- Directed by: Andrea Kalin
- Written by: Andrea Kalin
- Produced by: Andrea Kalin, p.g.a. Ethan Oser
- Starring: Heather Shaner Annie Howell Jack Jesse Griffith
- Cinematography: Ethan Oser
- Edited by: Thomas Niles
- Music by: Mike Sayre
- Production company: Spark Media
- Distributed by: The New Yorker
- Release date: May 26, 2024 (Mountainfilm);
- Running time: 51 minutes 40 minutes
- Country: United States
- Language: English

= Public Defender (2024 film) =

2024 American documentary film

Public Defender is a 2024 documentary film about Washington, D.C., criminal defense attorney Heather Shaner. The documentary follows Shaner's work defending two individuals who participated in the January 6 United States Capitol attack.

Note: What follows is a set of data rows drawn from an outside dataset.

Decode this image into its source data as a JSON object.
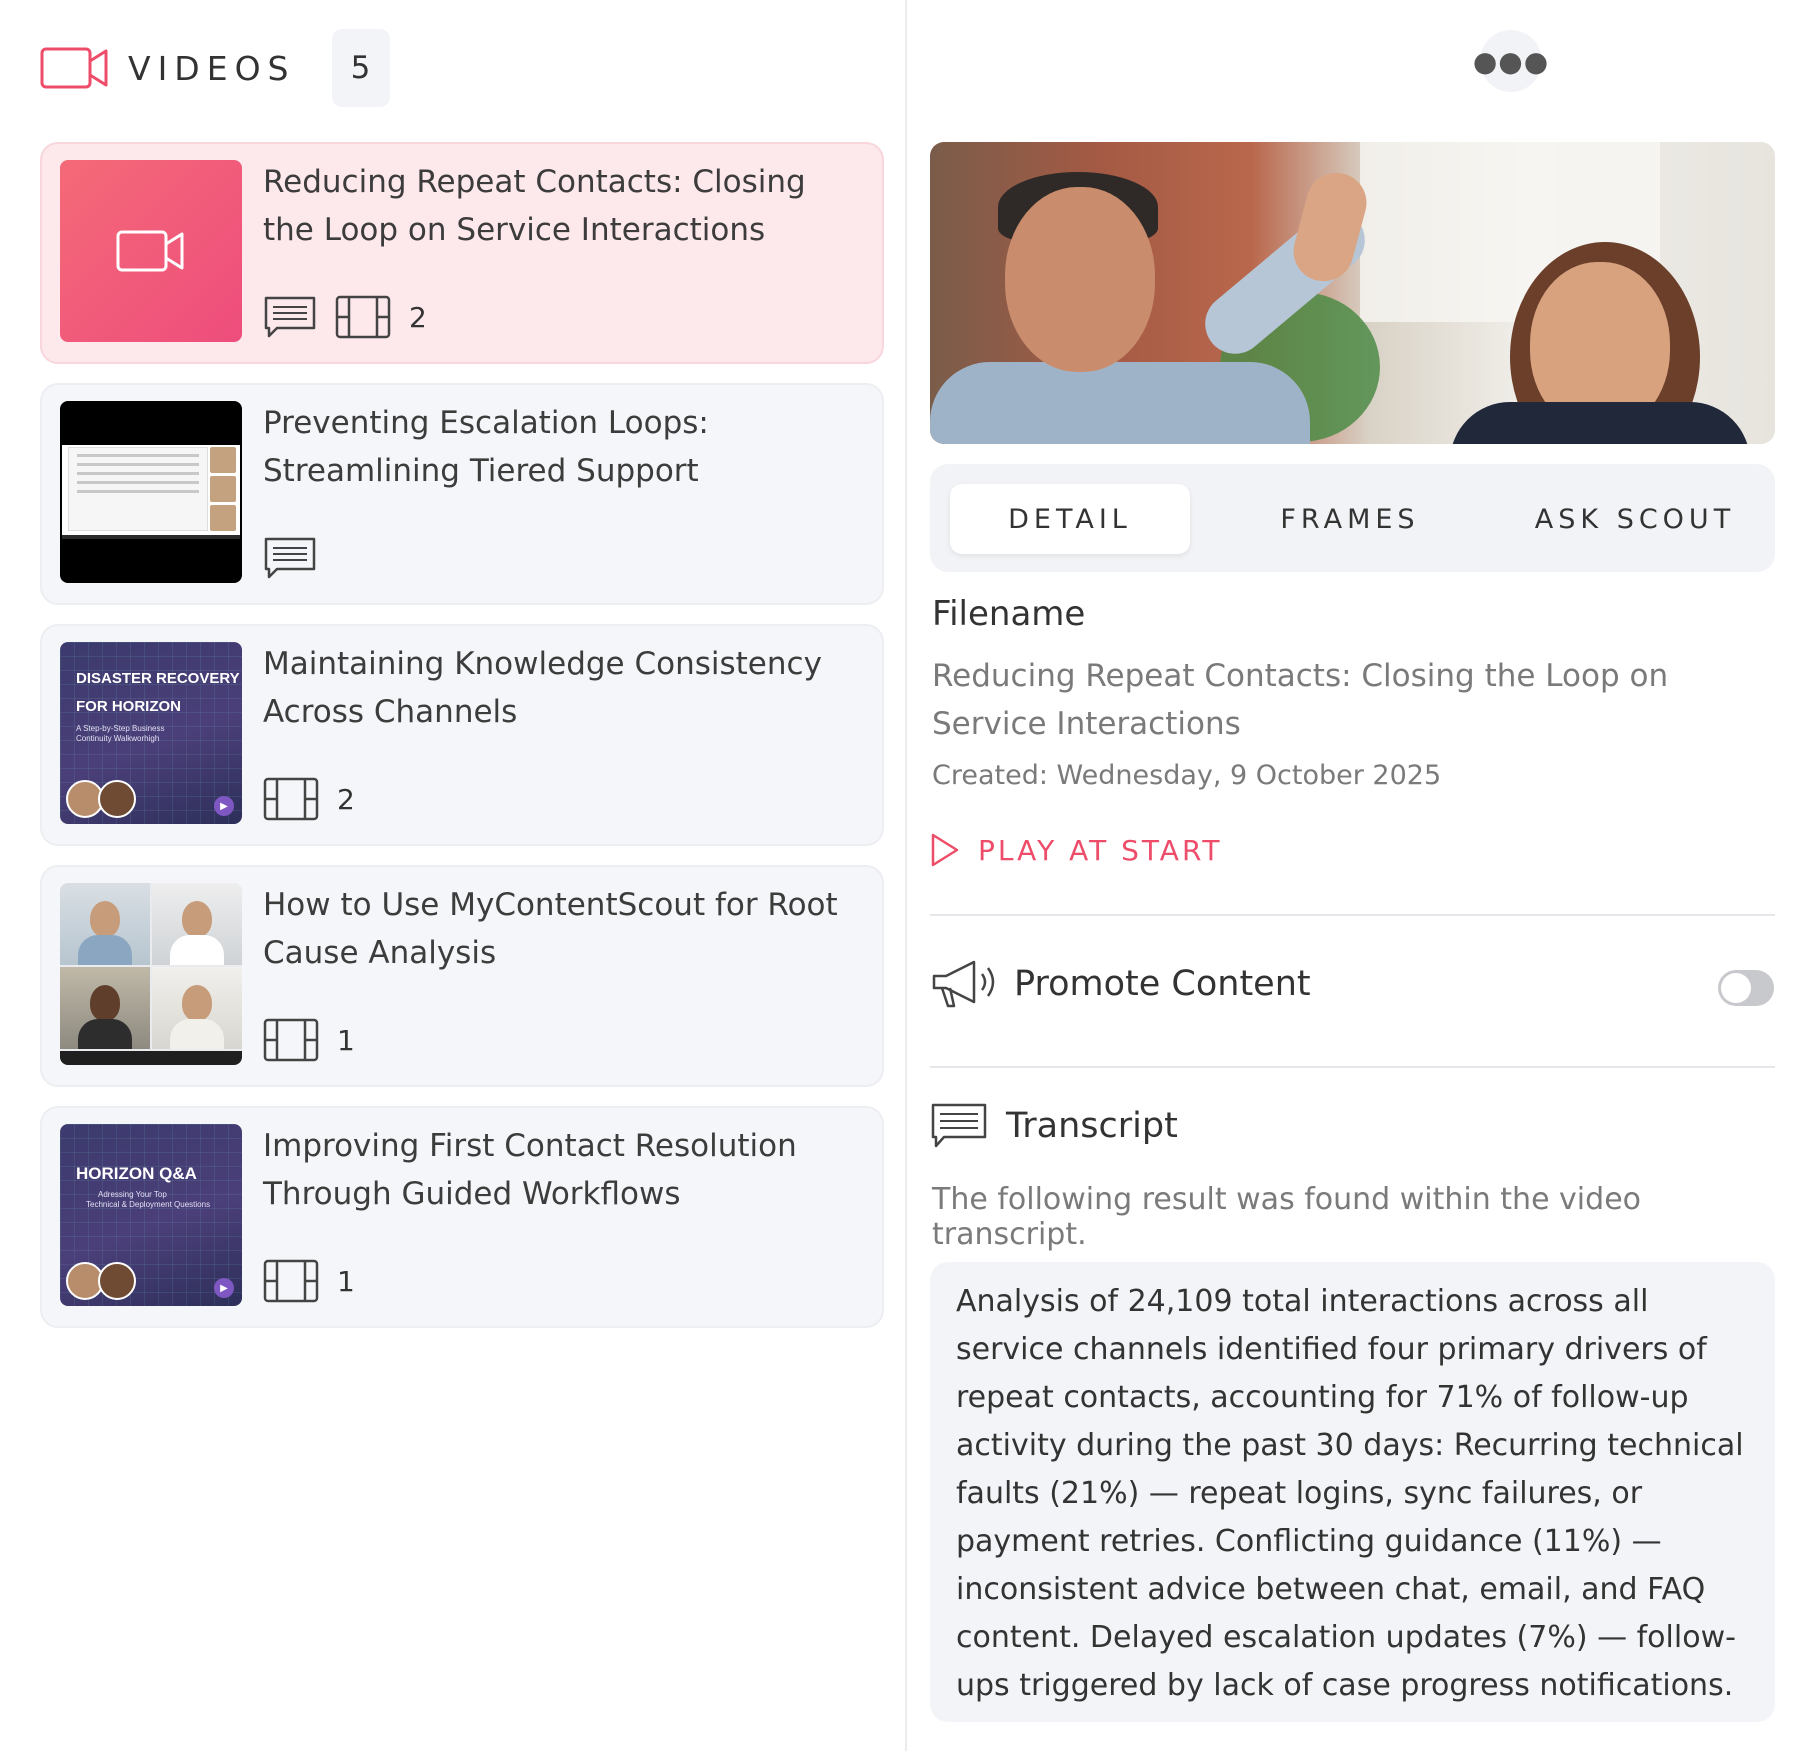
{
  "header": {
    "title": "VIDEOS",
    "count": "5",
    "icon": "video-camera-icon",
    "accent": "#ee4d6a"
  },
  "videos": [
    {
      "title": "Reducing Repeat Contacts: Closing the Loop on Service Interactions",
      "has_transcript": true,
      "has_frames": true,
      "frames": "2",
      "thumbnail": "placeholder-video-icon",
      "active": true
    },
    {
      "title": "Preventing Escalation Loops: Streamlining Tiered Support",
      "has_transcript": true,
      "has_frames": false,
      "frames": "",
      "thumbnail": "meeting-screen"
    },
    {
      "title": "Maintaining Knowledge Consistency Across Channels",
      "has_transcript": false,
      "has_frames": true,
      "frames": "2",
      "thumbnail": "disaster-recovery-card",
      "thumb_text": {
        "line1": "DISASTER RECOVERY",
        "line2": "FOR HORIZON",
        "line3": "A Step-by-Step Business",
        "line4": "Continuity Walkworhigh"
      }
    },
    {
      "title": "How to Use MyContentScout for Root Cause Analysis",
      "has_transcript": false,
      "has_frames": true,
      "frames": "1",
      "thumbnail": "video-call-grid"
    },
    {
      "title": "Improving First Contact Resolution Through Guided Workflows",
      "has_transcript": false,
      "has_frames": true,
      "frames": "1",
      "thumbnail": "horizon-qa-card",
      "thumb_text": {
        "line1": "HORIZON Q&A",
        "line2": "Adressing Your Top",
        "line3": "Technical & Deployment Questions"
      }
    }
  ],
  "detail": {
    "more_icon": "more-horizontal-icon",
    "tabs": [
      "DETAIL",
      "FRAMES",
      "ASK SCOUT"
    ],
    "active_tab": "DETAIL",
    "filename_label": "Filename",
    "filename": "Reducing Repeat Contacts: Closing the Loop on Service Interactions",
    "created": "Created: Wednesday, 9 October 2025",
    "play_label": "PLAY AT START",
    "promote_label": "Promote Content",
    "promote_enabled": false,
    "transcript_label": "Transcript",
    "transcript_sub": "The following result was found within the video transcript.",
    "transcript_text": "Analysis of 24,109 total interactions across all service channels identified four primary drivers of repeat contacts, accounting for 71% of follow-up activity during the past 30 days: Recurring technical faults (21%) — repeat logins, sync failures, or payment retries. Conflicting guidance (11%) — inconsistent advice between chat, email, and FAQ content. Delayed escalation updates (7%) — follow-ups triggered by lack of case progress notifications."
  }
}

Public Defender is a Spark Media film, produced in partnership with Pulitzer Center. The documentary was directed and produced by Andrea Kalin with Emmy-award winning actor Richard Schiff as executive producer.

==Synopsis==
Heather Shaner is a criminal defense lawyer who has been practicing in Washington, DC for more than 45 years. After a lifetime dedicated to vulnerable clients, Shaner faces an unexpected turn when she is asked to represent people who took part in the January 6th attack on the U.S. Capitol.

Shaner is assigned to represent Jack "Liberty Dragon" Griffith, a social media influencer, and Annie Howell, a single mother and painter. As Shaner gets to know her clients, she discovers how her clients were deceived by misinformation and thought they'd joined a righteous defense of democracy on January 6.

Public Defender explores the impact of disinformation on every-day Americans, and the broader challenge of addressing the divisions that exist in American society.

==Release==
Public Defender premiered in Telluride, Colorado, at Mountainfilm on May 26, 2024, where it won the Moving Mountains Award for social justice and impact. Following its festival premiere, Public Defender had a limited theatrical run at the Roxie Theater in San Francisco, California and was released by The New Yorker via YouTube.

In addition to its publication by The New Yorker, Public Defender was also broadcast in Israel by yes, in Japan by NHK World-Japan, and by Scripps News in the United States on November 3, 2024 as part of their Emmy-winning documentary series, "In Real Life."

The documentary also had a Washington, DC regional public television broadcast on WETA-TV.

==Reception==
Following the world premiere at Mountainfilm, Public Defender screened at festivals across the United States, including Indy Shorts presented by Heartland Film Festival, Rhode Island International Film Festival, and Hot Springs Documentary Film Festival. The documentary was also recognized with a Gold Telly Award for Documentary, the Best Life & Liberty Film award at Sidewalk Film Festival in Birmingham, Alabama, and the award best mid-length documentary at Frozen River Film Festival in Winona, Minnesota

Writing for The Ankler, Katey Rich calls Public Defender, "One of the most moving shorts" that she watched in 2024. Giving the documentary 4.5 stars out of 5 for Video Librarian, J. Zimmerman writes that Public Defender is, "an excellent non-fiction examination of the moral and political challenges that face defense lawyers in America."

Prior to the release, the documentary was awarded a Mountainfilm Commitment Grant and was invited to take part in Hot Docs Deal Makers 2023 under the film's working title, A Capitol Case.